The award of the year's support was regular on the face of the record. Therefore, it could not be collaterally attacked. Beavers v. Williams, 194 Ga. 875 ( 23 S.E.2d 171); Brown v. Gibson, 203 Ga. 213 ( 46 S.E.2d 68); Brownlee v. Brownlee, 203 Ga. 377 ( 46 S.E.2d 901). Though it could be attacked in a court of equity for fraud ( Hamilton v. Bell, 161 Ga. 739, 132 S.E. 83; Hodges v. Cousins, 88 Ga. App. 645, 77 S.E.2d 83), if the contestant here was not actually the widow of the deceased, or the validity of the marriage could have been attacked in the court of ordinary when the application for a year's support was made. See Medlock v. Merritt, 102 Ga. 212 ( 29 S.E. 185). The applicant contends that the issue was tried in the Superior Court of Butts County, a court having equitable jurisdiction, and that therefore the year's support judgment, which he contends was void in view of the divorce decree, could be attacked in the present litigation. "In the trial of the case on appeal the jurisdiction of the superior court was not broader than the jurisdiction of the court of ordinary. Maloy v. Maloy, 134 Ga. 432 (2) ( 68 S.E. 80)." Dillon v. Sills, 181 Ga. 582 ( 183 S.E. 563); Griffin v. Securities Investment Co., 181 Ga. 455 ( 182 S.E. 594). Therefore, until and unless the award of all the estate as a year's support is properly set aside there is no estate to be administered, for, "Where property is set apart as a year's support for the benefit of the widow alone, she shall thereafter own the same in fee, without restriction as to use, incumbrance, or disposition." Ga. L. 1937, p. 861 (Code, Ann., § 113-1023).
It has several times been held that, where a person dies without leaving an estate, no administrator should be appointed. See Lowery v. Powell, 109 Ga. 192 ( 34 S.E. 296), where it was held that no administrator should be appointed where, under statute, all the estate should be set aside as a year's support. In the case of Bush v. Reconstruction Finance Corp., 79 Ga. App. 25 ( 52 S.E.2d 515), there was an issue made as to the amount of the estate.
In the case sub judice the entire estate was set apart as a year's support and no appeal taken from such judgment, nor was any valid attack made on such judgment; therefore there was no estate to be administered. "An estate is necessary to authorize the appointment of an administrator." Redfearn, Wills and Administration of Estates, page 399, § 232. There being no estate to be administered after the year's support had been set apart, the direction of the verdict to find for the applicant was error, since a verdict was demanded, under the evidence, that no administrator be appointed.
2. The other grounds of the amended motion for new trial being neither argued nor expressly insisted upon are treated as abandoned.
Judgment reversed. Quillian, J., concurs. Felton, C. J., concurs specially.
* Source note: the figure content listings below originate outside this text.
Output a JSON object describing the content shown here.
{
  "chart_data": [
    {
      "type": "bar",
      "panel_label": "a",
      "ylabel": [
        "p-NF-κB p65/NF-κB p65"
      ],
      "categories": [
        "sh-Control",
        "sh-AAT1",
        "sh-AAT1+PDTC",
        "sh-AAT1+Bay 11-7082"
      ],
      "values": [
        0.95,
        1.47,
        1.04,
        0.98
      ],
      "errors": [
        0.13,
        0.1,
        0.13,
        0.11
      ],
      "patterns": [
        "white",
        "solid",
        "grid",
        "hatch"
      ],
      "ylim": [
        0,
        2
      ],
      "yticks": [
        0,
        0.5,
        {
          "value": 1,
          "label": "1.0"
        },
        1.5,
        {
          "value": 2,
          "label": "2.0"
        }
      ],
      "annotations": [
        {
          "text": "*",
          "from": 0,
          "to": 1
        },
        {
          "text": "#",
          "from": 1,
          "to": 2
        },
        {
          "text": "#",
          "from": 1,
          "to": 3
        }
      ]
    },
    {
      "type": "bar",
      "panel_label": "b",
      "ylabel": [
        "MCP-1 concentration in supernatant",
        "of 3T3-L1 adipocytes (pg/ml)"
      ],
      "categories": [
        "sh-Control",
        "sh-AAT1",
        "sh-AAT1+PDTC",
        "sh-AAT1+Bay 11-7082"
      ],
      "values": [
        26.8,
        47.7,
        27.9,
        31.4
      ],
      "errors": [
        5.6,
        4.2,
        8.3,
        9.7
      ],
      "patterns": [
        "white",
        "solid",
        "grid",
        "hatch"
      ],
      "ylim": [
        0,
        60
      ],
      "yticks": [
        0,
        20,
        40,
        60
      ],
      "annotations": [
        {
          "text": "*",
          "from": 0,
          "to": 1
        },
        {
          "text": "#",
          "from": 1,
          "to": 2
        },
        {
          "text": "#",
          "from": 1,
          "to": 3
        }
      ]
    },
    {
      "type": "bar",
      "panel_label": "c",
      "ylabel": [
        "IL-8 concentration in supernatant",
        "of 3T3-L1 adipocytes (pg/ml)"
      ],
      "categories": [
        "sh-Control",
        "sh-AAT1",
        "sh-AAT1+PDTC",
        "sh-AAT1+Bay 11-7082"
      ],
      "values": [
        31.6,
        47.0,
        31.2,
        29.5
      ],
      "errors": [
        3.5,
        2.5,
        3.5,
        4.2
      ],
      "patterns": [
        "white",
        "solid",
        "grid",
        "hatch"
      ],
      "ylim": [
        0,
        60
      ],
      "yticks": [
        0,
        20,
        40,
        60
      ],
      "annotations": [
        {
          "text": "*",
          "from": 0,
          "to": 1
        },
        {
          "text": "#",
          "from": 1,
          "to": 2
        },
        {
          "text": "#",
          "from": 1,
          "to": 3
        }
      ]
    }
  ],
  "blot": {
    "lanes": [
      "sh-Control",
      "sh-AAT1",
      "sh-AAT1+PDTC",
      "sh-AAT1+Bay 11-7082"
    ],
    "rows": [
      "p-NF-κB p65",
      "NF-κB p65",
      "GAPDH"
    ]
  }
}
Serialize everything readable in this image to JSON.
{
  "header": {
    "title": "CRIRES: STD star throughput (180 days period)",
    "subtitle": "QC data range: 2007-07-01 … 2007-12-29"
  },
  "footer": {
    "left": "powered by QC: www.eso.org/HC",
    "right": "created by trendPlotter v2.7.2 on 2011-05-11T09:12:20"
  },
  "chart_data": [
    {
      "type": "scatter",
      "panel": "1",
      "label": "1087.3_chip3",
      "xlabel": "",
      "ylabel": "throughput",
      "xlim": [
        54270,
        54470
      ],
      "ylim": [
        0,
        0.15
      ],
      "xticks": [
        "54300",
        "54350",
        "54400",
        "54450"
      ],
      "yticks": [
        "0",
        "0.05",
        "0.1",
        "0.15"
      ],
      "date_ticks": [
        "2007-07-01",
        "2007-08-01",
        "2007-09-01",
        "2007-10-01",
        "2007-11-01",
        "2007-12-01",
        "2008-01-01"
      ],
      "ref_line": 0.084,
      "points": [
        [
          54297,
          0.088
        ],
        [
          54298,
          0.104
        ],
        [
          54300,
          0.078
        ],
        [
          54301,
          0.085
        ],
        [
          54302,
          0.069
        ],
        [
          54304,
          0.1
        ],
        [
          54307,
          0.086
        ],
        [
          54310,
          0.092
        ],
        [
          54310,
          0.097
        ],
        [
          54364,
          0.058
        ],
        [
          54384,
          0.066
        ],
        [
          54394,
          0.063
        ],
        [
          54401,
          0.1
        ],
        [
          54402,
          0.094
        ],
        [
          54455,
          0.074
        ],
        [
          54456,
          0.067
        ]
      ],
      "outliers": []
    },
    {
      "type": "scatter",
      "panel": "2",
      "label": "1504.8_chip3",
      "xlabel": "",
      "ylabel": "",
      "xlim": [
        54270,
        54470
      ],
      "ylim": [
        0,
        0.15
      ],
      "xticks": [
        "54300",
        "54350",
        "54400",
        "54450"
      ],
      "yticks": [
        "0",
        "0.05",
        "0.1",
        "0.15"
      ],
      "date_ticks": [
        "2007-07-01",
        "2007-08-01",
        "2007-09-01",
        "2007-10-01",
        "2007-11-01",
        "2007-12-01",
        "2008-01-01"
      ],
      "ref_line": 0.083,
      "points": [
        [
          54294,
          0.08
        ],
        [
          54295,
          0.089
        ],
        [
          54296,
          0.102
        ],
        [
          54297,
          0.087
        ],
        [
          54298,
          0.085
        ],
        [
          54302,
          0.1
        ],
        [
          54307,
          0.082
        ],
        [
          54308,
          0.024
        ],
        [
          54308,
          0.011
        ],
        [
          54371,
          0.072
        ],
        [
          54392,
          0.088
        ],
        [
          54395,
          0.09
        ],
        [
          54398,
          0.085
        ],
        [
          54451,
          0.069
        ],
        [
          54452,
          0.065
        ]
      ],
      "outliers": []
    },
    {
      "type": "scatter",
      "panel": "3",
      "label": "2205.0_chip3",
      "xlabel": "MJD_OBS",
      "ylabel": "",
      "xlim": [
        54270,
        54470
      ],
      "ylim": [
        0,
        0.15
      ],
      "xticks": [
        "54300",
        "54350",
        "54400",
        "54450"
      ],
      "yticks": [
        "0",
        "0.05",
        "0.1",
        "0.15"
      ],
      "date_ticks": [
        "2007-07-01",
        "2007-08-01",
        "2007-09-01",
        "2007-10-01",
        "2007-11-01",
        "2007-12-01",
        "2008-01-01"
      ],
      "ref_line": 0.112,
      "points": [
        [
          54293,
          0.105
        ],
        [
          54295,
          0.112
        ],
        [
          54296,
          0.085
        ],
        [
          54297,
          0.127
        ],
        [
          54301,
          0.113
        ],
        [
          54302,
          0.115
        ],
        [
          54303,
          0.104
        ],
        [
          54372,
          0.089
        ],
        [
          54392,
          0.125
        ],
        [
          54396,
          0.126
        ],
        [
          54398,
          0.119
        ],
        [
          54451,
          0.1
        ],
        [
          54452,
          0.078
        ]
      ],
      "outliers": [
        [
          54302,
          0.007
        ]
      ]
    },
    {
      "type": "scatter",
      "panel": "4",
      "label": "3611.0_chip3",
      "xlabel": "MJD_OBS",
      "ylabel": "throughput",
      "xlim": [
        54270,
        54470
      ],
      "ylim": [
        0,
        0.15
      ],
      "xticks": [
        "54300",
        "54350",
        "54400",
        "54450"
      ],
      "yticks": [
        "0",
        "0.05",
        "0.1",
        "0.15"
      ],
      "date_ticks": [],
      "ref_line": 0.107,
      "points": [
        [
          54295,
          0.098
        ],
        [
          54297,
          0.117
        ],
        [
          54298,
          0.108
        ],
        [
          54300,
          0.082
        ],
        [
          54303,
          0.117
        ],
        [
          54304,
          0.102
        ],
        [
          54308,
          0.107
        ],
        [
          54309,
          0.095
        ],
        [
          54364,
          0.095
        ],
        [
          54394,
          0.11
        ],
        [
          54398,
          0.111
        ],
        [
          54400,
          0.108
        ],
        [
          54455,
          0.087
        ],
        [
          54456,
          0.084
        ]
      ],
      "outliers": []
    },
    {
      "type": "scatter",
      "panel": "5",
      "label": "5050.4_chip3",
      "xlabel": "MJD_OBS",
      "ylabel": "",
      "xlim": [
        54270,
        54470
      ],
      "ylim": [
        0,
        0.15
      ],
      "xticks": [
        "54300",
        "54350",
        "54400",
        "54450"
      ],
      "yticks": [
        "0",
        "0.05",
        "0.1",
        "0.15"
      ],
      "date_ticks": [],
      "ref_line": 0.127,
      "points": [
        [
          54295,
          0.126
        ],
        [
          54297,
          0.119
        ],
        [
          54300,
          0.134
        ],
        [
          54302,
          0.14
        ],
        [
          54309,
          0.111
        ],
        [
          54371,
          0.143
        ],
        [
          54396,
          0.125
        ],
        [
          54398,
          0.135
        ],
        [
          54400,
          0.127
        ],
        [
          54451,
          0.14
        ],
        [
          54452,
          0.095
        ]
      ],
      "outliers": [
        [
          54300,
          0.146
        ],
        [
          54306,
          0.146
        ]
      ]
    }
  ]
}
I concur in the judgment for the reason that the record does not show a necessity for administration in that it does not show that there were debts of the estate to be paid or that administration was necessary for distribution to be made to the heirs at law.
I think that the record sufficiently shows that there is an estate. It shows that the deceased owned property in Georgia at the time of his death and that the entire estate was set apart as a year's support to one who had been divorced from the deceased. If there had been a necessity for administration, the law would require that the administrator of the deceased's estate institute proceedings to recover the property set aside as a year's support.